Thüringens AfD-Chef Stefan Möller bezeichnete die Entscheidung der Verfassungsrichter als enttäuschend. „Ich gebe zu, ich habe auch mittlerweile erhebliche Zweifel an der politischen Neutralität und Unbefangenheit von einigen Richtern“, sagte Möller, der selbst Jurist ist. Die Justiz in Deutschland ist unabhängig. AfD-Partei- und Fraktionschef Björn Höcke sagte am Rande der Landtagssitzung, die AfD als Gewinner der Landtagswahl in Thüringen sei durch einen „Taschenspielertrick“ das Landtagspräsidentenamt genommen worden. 

Thüringens CDU-Chef Mario Voigt bezeichnete den zweiten Anlauf nach der abgebrochenen Landtagssitzung am Donnerstag dagegen als „ersten Tag für bessere Zeiten“ – auch für Thüringens Ansehen. Er sehe eine Einsicht bei der AfD, „dass sie überzogen hat, eine Einsicht in Notwendigkeiten“, sagte er zum Verlauf der Sitzung.
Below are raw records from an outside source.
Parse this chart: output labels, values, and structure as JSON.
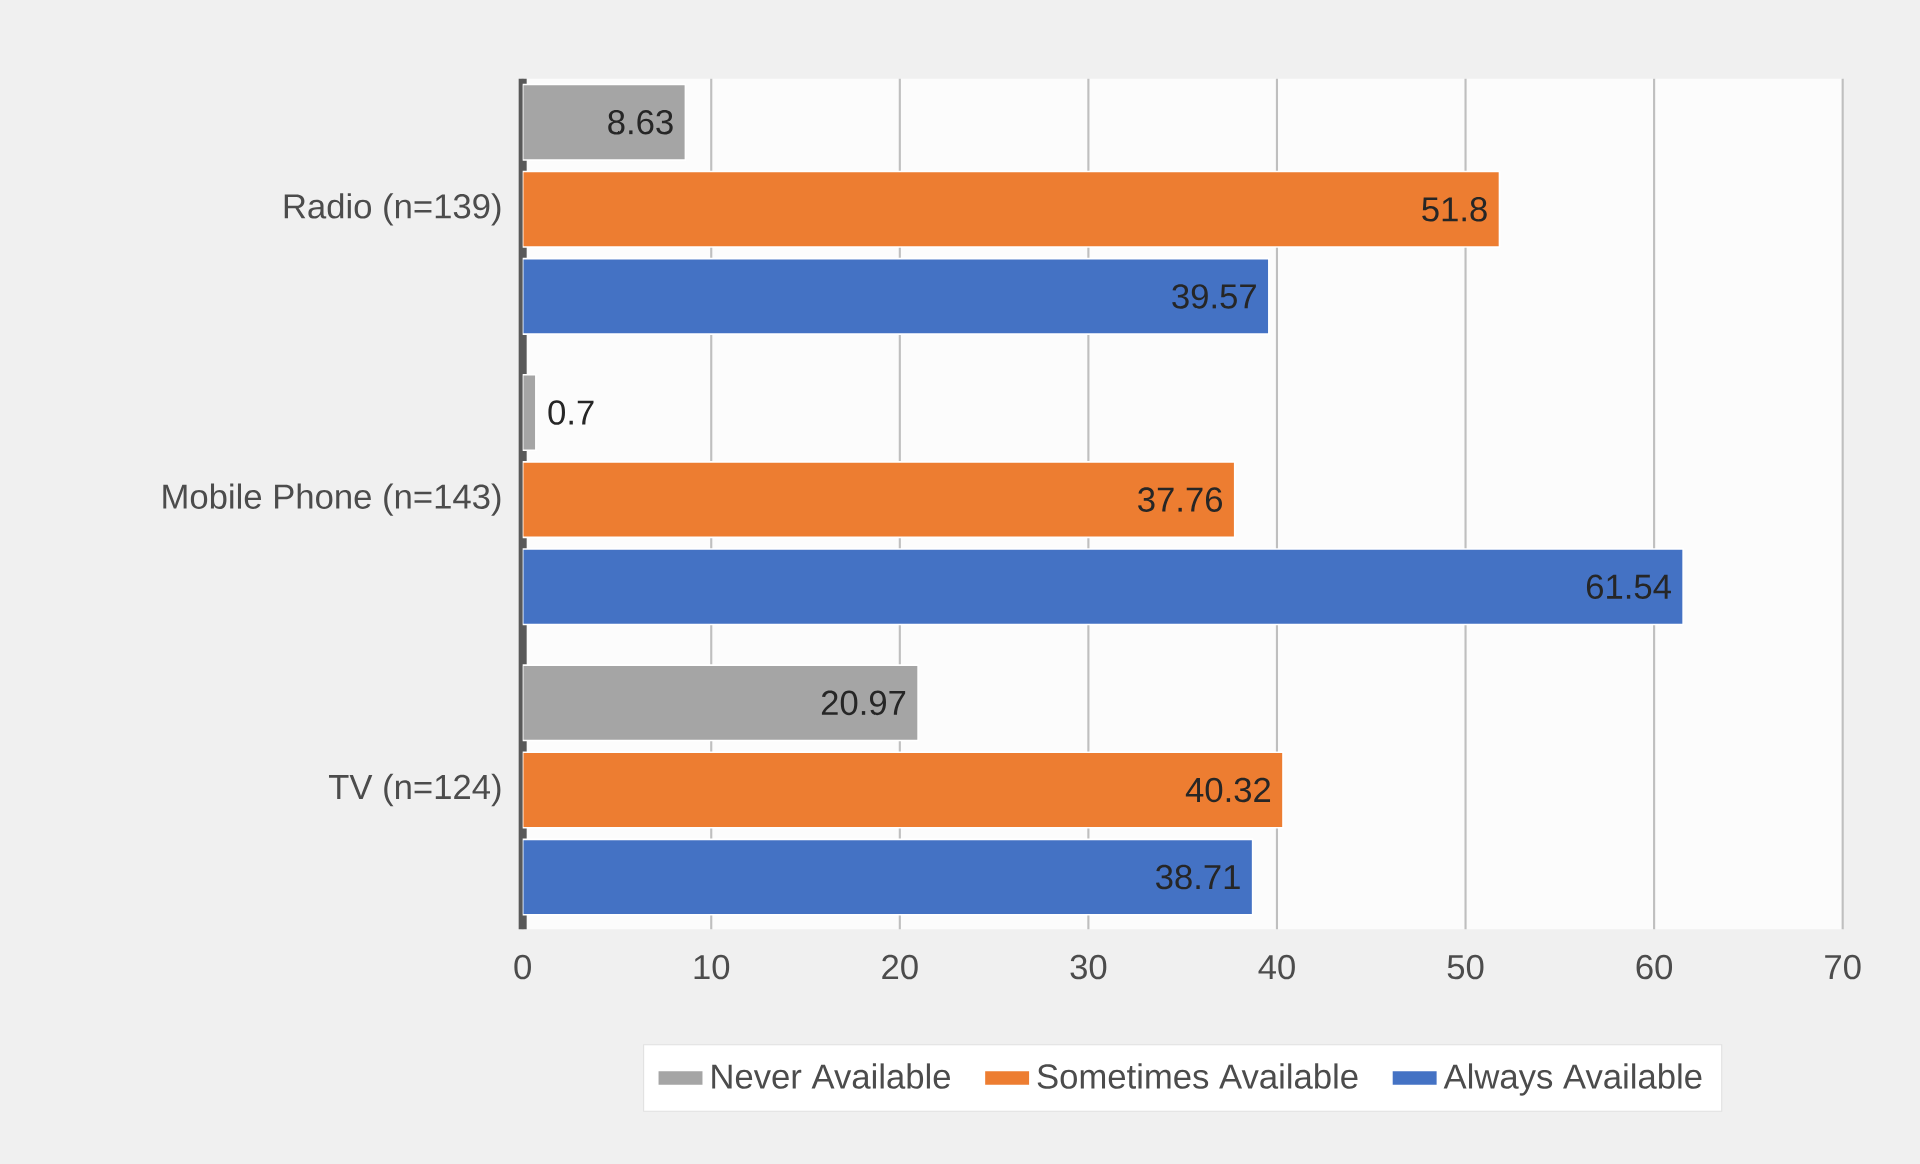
{
  "chart_data": {
    "type": "bar",
    "orientation": "horizontal",
    "categories": [
      "Radio (n=139)",
      "Mobile Phone (n=143)",
      "TV (n=124)"
    ],
    "series": [
      {
        "name": "Never Available",
        "color": "#a5a5a5",
        "values": [
          8.63,
          0.7,
          20.97
        ],
        "value_labels": [
          "8.63",
          "0.7",
          "20.97"
        ]
      },
      {
        "name": "Sometimes Available",
        "color": "#ed7d31",
        "values": [
          51.8,
          37.76,
          40.32
        ],
        "value_labels": [
          "51.8",
          "37.76",
          "40.32"
        ]
      },
      {
        "name": "Always Available",
        "color": "#4472c4",
        "values": [
          39.57,
          61.54,
          38.71
        ],
        "value_labels": [
          "39.57",
          "61.54",
          "38.71"
        ]
      }
    ],
    "xlim": [
      0,
      70
    ],
    "xticks": [
      0,
      10,
      20,
      30,
      40,
      50,
      60,
      70
    ],
    "grid": "x",
    "legend": "bottom"
  }
}
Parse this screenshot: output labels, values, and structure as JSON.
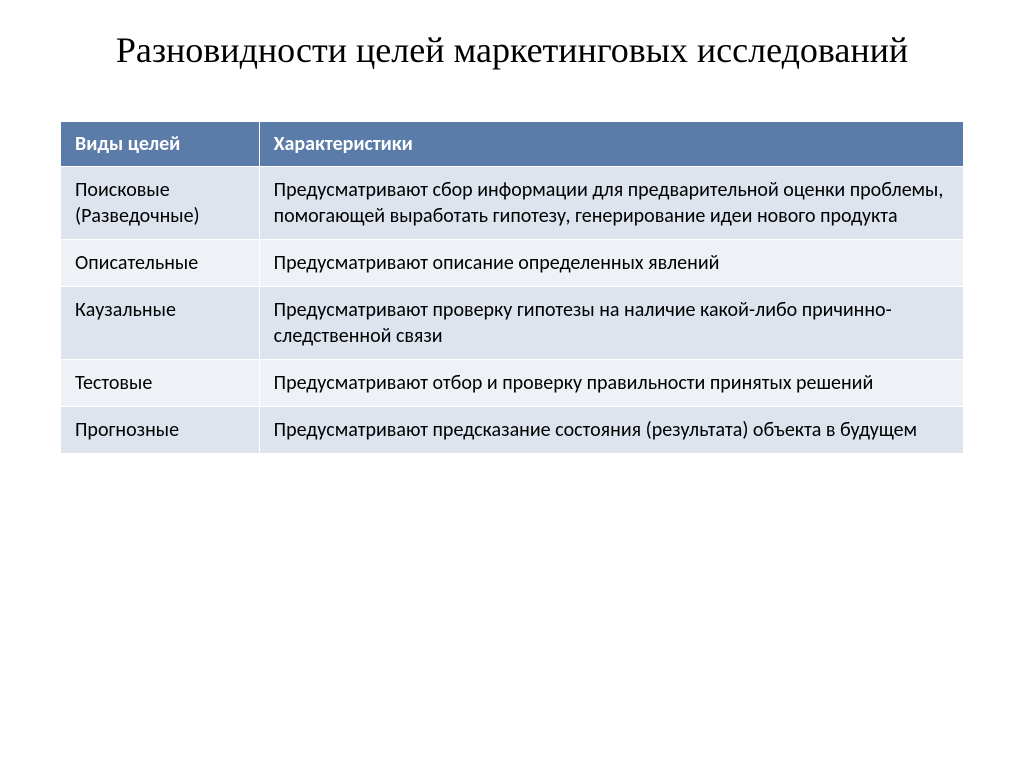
{
  "title": "Разновидности целей маркетинговых исследований",
  "table": {
    "type": "table",
    "header_bg": "#5b7ca8",
    "header_fg": "#ffffff",
    "row_odd_bg": "#dde4ee",
    "row_even_bg": "#eef2f7",
    "text_color": "#000000",
    "font_size": 20,
    "columns": [
      {
        "label": "Виды целей",
        "width": "22%"
      },
      {
        "label": "Характеристики",
        "width": "78%"
      }
    ],
    "rows": [
      {
        "type": "Поисковые (Разведочные)",
        "characteristic": "Предусматривают сбор информации для предварительной оценки проблемы, помогающей выработать гипотезу, генерирование идеи нового продукта"
      },
      {
        "type": "Описательные",
        "characteristic": "Предусматривают описание определенных явлений"
      },
      {
        "type": "Каузальные",
        "characteristic": "Предусматривают проверку гипотезы на наличие какой-либо причинно-следственной связи"
      },
      {
        "type": "Тестовые",
        "characteristic": "Предусматривают отбор и проверку правильности принятых решений"
      },
      {
        "type": "Прогнозные",
        "characteristic": "Предусматривают предсказание состояния (результата) объекта в будущем"
      }
    ]
  }
}
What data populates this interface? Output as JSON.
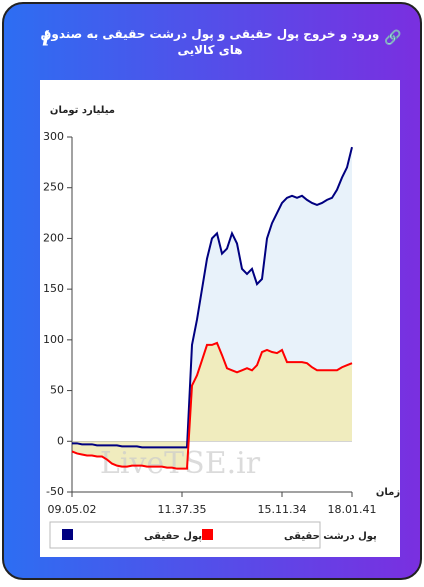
{
  "chart_data": {
    "type": "line",
    "title": "ورود و خروج پول حقیقی و پول درشت حقیقی به صندوق های کالایی",
    "y_label": "میلیارد تومان",
    "x_label": "زمان",
    "watermark": "LiveTSE.ir",
    "categories": [
      "09.05.02",
      null,
      null,
      null,
      null,
      null,
      null,
      null,
      null,
      null,
      null,
      null,
      null,
      null,
      null,
      null,
      null,
      null,
      null,
      null,
      null,
      null,
      "11.37.35",
      null,
      null,
      null,
      null,
      null,
      null,
      null,
      null,
      null,
      null,
      null,
      null,
      null,
      null,
      null,
      null,
      null,
      null,
      null,
      "15.11.34",
      null,
      null,
      null,
      null,
      null,
      null,
      null,
      null,
      null,
      null,
      null,
      null,
      null,
      "18.01.41"
    ],
    "series": [
      {
        "name": "پول حقیقی",
        "color": "#000080",
        "fill": "#e8f2fa",
        "values": [
          -2,
          -2,
          -3,
          -3,
          -3,
          -4,
          -4,
          -4,
          -4,
          -4,
          -5,
          -5,
          -5,
          -5,
          -6,
          -6,
          -6,
          -6,
          -6,
          -6,
          -6,
          -6,
          -6,
          -6,
          95,
          120,
          150,
          180,
          200,
          205,
          185,
          190,
          205,
          195,
          170,
          165,
          170,
          155,
          160,
          200,
          215,
          225,
          235,
          240,
          242,
          240,
          242,
          238,
          235,
          233,
          235,
          238,
          240,
          248,
          260,
          270,
          290
        ]
      },
      {
        "name": "پول درشت حقیقی",
        "color": "#ff0000",
        "fill": "#f0ecbe",
        "values": [
          -10,
          -12,
          -13,
          -14,
          -14,
          -15,
          -15,
          -18,
          -22,
          -24,
          -25,
          -25,
          -24,
          -24,
          -24,
          -25,
          -25,
          -25,
          -25,
          -26,
          -26,
          -27,
          -27,
          -27,
          55,
          65,
          80,
          95,
          95,
          97,
          85,
          72,
          70,
          68,
          70,
          72,
          70,
          75,
          88,
          90,
          88,
          87,
          90,
          78,
          78,
          78,
          78,
          77,
          73,
          70,
          70,
          70,
          70,
          70,
          73,
          75,
          77
        ]
      }
    ],
    "ylim": [
      -50,
      300
    ],
    "yticks": [
      -50,
      0,
      50,
      100,
      150,
      200,
      250,
      300
    ]
  }
}
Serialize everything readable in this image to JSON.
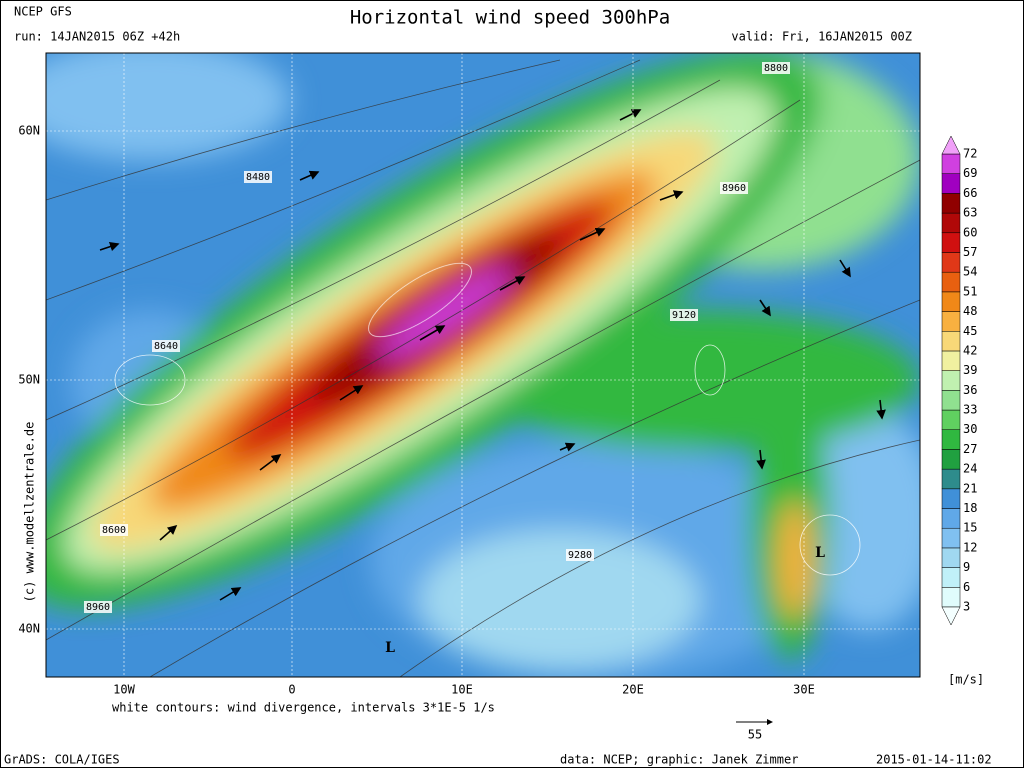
{
  "header": {
    "model": "NCEP GFS",
    "run": "run: 14JAN2015 06Z +42h",
    "title": "Horizontal wind speed 300hPa",
    "valid": "valid: Fri, 16JAN2015 00Z"
  },
  "map": {
    "lat_labels": [
      "60N",
      "50N",
      "40N"
    ],
    "lon_labels": [
      "10W",
      "0",
      "10E",
      "20E",
      "30E"
    ],
    "contour_labels": [
      "8800",
      "8480",
      "8960",
      "9120",
      "8640",
      "8600",
      "8960",
      "9280"
    ],
    "pressure_labels": [
      "L",
      "L"
    ]
  },
  "colorbar": {
    "ticks": [
      3,
      6,
      9,
      12,
      15,
      18,
      21,
      24,
      27,
      30,
      33,
      36,
      39,
      42,
      45,
      48,
      51,
      54,
      57,
      60,
      63,
      66,
      69,
      72
    ],
    "colors": [
      "#f4ffff",
      "#e0fcfc",
      "#c0f0f8",
      "#a0d8f0",
      "#80c0f0",
      "#60a8e8",
      "#4090d8",
      "#2e8c8c",
      "#20a040",
      "#30b840",
      "#60d060",
      "#90e090",
      "#c0f0b0",
      "#f0f0a0",
      "#f8d878",
      "#f8b040",
      "#f08818",
      "#e86010",
      "#e03818",
      "#d01010",
      "#b00808",
      "#900000",
      "#a000c0",
      "#d040e0",
      "#f0a0f8"
    ],
    "unit": "[m/s]"
  },
  "footer": {
    "note": "white contours: wind divergence, intervals 3*1E-5 1/s",
    "arrow_label": "55",
    "software": "GrADS: COLA/IGES",
    "credits": "data: NCEP; graphic: Janek Zimmer",
    "timestamp": "2015-01-14-11:02"
  }
}
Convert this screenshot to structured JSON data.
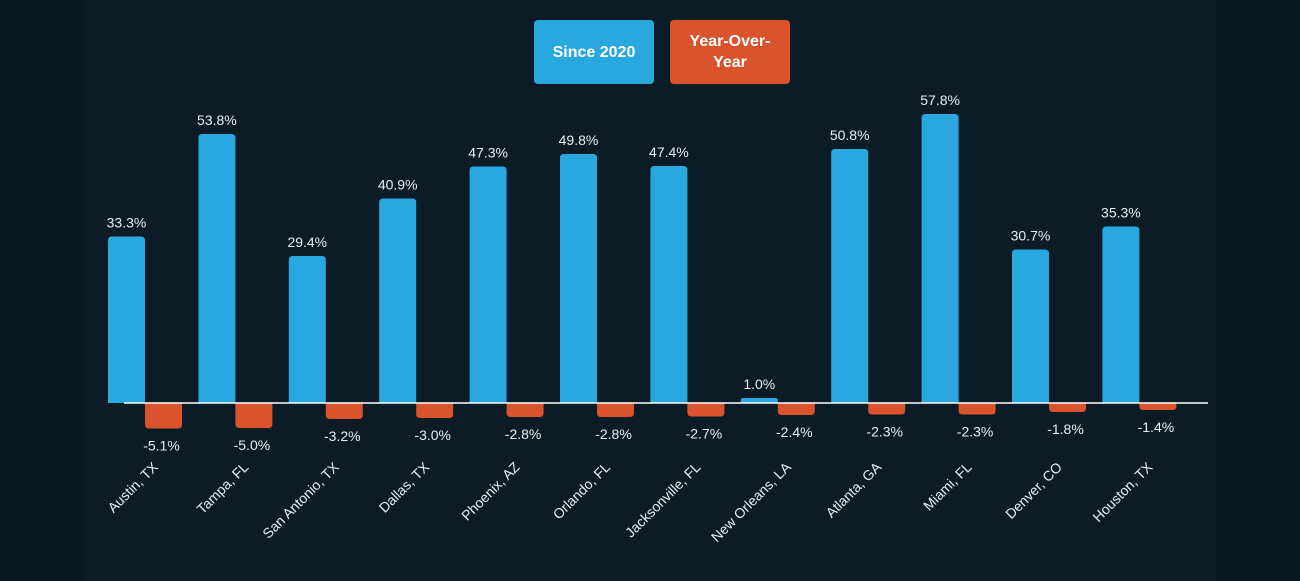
{
  "colors": {
    "background": "#0a1a23",
    "since2020": "#29a8e0",
    "yoy": "#d9532c",
    "axis": "#ffffff",
    "text": "#e6eef2"
  },
  "chart_data": {
    "type": "bar",
    "categories": [
      "Austin, TX",
      "Tampa, FL",
      "San Antonio, TX",
      "Dallas, TX",
      "Phoenix, AZ",
      "Orlando, FL",
      "Jacksonville, FL",
      "New Orleans, LA",
      "Atlanta, GA",
      "Miami, FL",
      "Denver, CO",
      "Houston, TX"
    ],
    "series": [
      {
        "name": "Since 2020",
        "values": [
          33.3,
          53.8,
          29.4,
          40.9,
          47.3,
          49.8,
          47.4,
          1.0,
          50.8,
          57.8,
          30.7,
          35.3
        ],
        "labels": [
          "33.3%",
          "53.8%",
          "29.4%",
          "40.9%",
          "47.3%",
          "49.8%",
          "47.4%",
          "1.0%",
          "50.8%",
          "57.8%",
          "30.7%",
          "35.3%"
        ]
      },
      {
        "name": "Year-Over-Year",
        "values": [
          -5.1,
          -5.0,
          -3.2,
          -3.0,
          -2.8,
          -2.8,
          -2.7,
          -2.4,
          -2.3,
          -2.3,
          -1.8,
          -1.4
        ],
        "labels": [
          "-5.1%",
          "-5.0%",
          "-3.2%",
          "-3.0%",
          "-2.8%",
          "-2.8%",
          "-2.7%",
          "-2.4%",
          "-2.3%",
          "-2.3%",
          "-1.8%",
          "-1.4%"
        ]
      }
    ],
    "legend_placement": "top-center",
    "grid": false,
    "ylim": [
      -5.1,
      57.8
    ]
  }
}
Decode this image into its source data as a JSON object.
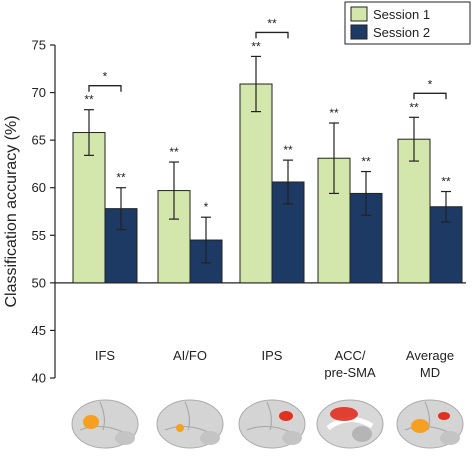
{
  "chart_data": {
    "type": "bar",
    "ylabel": "Classification accuracy (%)",
    "ylim": [
      40,
      75
    ],
    "yticks": [
      40,
      45,
      50,
      55,
      60,
      65,
      70,
      75
    ],
    "baseline": 50,
    "categories": [
      [
        "IFS"
      ],
      [
        "AI/FO"
      ],
      [
        "IPS"
      ],
      [
        "ACC/",
        "pre-SMA"
      ],
      [
        "Average",
        "MD"
      ]
    ],
    "series": [
      {
        "name": "Session 1",
        "color": "#d3e6ab",
        "values": [
          65.8,
          59.7,
          70.9,
          63.1,
          65.1
        ],
        "errors": [
          2.4,
          3.0,
          2.9,
          3.7,
          2.3
        ],
        "sig": [
          "**",
          "**",
          "**",
          "**",
          "**"
        ]
      },
      {
        "name": "Session 2",
        "color": "#1c3a64",
        "values": [
          57.8,
          54.5,
          60.6,
          59.4,
          58.0
        ],
        "errors": [
          2.2,
          2.4,
          2.3,
          2.3,
          1.6
        ],
        "sig": [
          "**",
          "*",
          "**",
          "**",
          "**"
        ]
      }
    ],
    "comparisons": [
      {
        "category": 0,
        "label": "*"
      },
      {
        "category": 2,
        "label": "**"
      },
      {
        "category": 4,
        "label": "*"
      }
    ],
    "legend_position": "top-right",
    "brain_icons": [
      {
        "category": 0,
        "region": "IFS",
        "highlight": "#f5a020"
      },
      {
        "category": 1,
        "region": "AI/FO",
        "highlight": "#f5a020"
      },
      {
        "category": 2,
        "region": "IPS",
        "highlight": "#e03020"
      },
      {
        "category": 3,
        "region": "ACC/pre-SMA",
        "highlight": "#e03020"
      },
      {
        "category": 4,
        "region": "Average MD",
        "highlight": "#f5a020"
      }
    ]
  }
}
Landtagsspitze fast komplett

Die AfD in Thüringen wird vom Landesverfassungsschutz als erwiesen rechtsextremistisch eingestuft und beobachtet. Sie hatte die aus Nordrhein-Westfalen stammende Abgeordnete Wiebke Muhsal als Kandidatin für den Landtagspräsidentenposten aufgestellt. Die Fraktionen von CDU, BSW, Linke und SPD empfanden die Personalie als Provokation. Muhsal war vor Jahren wegen Betrugs zu einer Geldstrafe verurteilt worden. Gerichte sahen es als erwiesen an, dass sie einen Arbeitsvertrag mit einer Mitarbeiterin im Jahr 2014 um zwei Monate vordatierte, um zusätzliches Geld von der Landtagsverwaltung zu erhalten. Sie fiel bei der Wahl durch und erreichte auch nicht die Mehrheit als Kandidatin für den Posten der Vize-Landtagspräsidentin. 

Voigt und andere bekräftigten jedoch, auch der AfD stehe ein Vize-Präsidentenamt zu. „Das Angebot steht.“ Ob und wann die AfD, die erstmals in einem deutschen Landesparlament die stärkste Fraktion stellt, davon Gebrauch macht, blieb zunächst offen. 

Zu Vizepräsidenten des Parlaments wurden für die Wagenknecht-Partei BSW der frühere MDR-Moderator Steffen Quasebarth, für die Linke die Psychologin Lena Saniye Güngör  und für die SPD die Ärztin Cornelia Urban gewählt.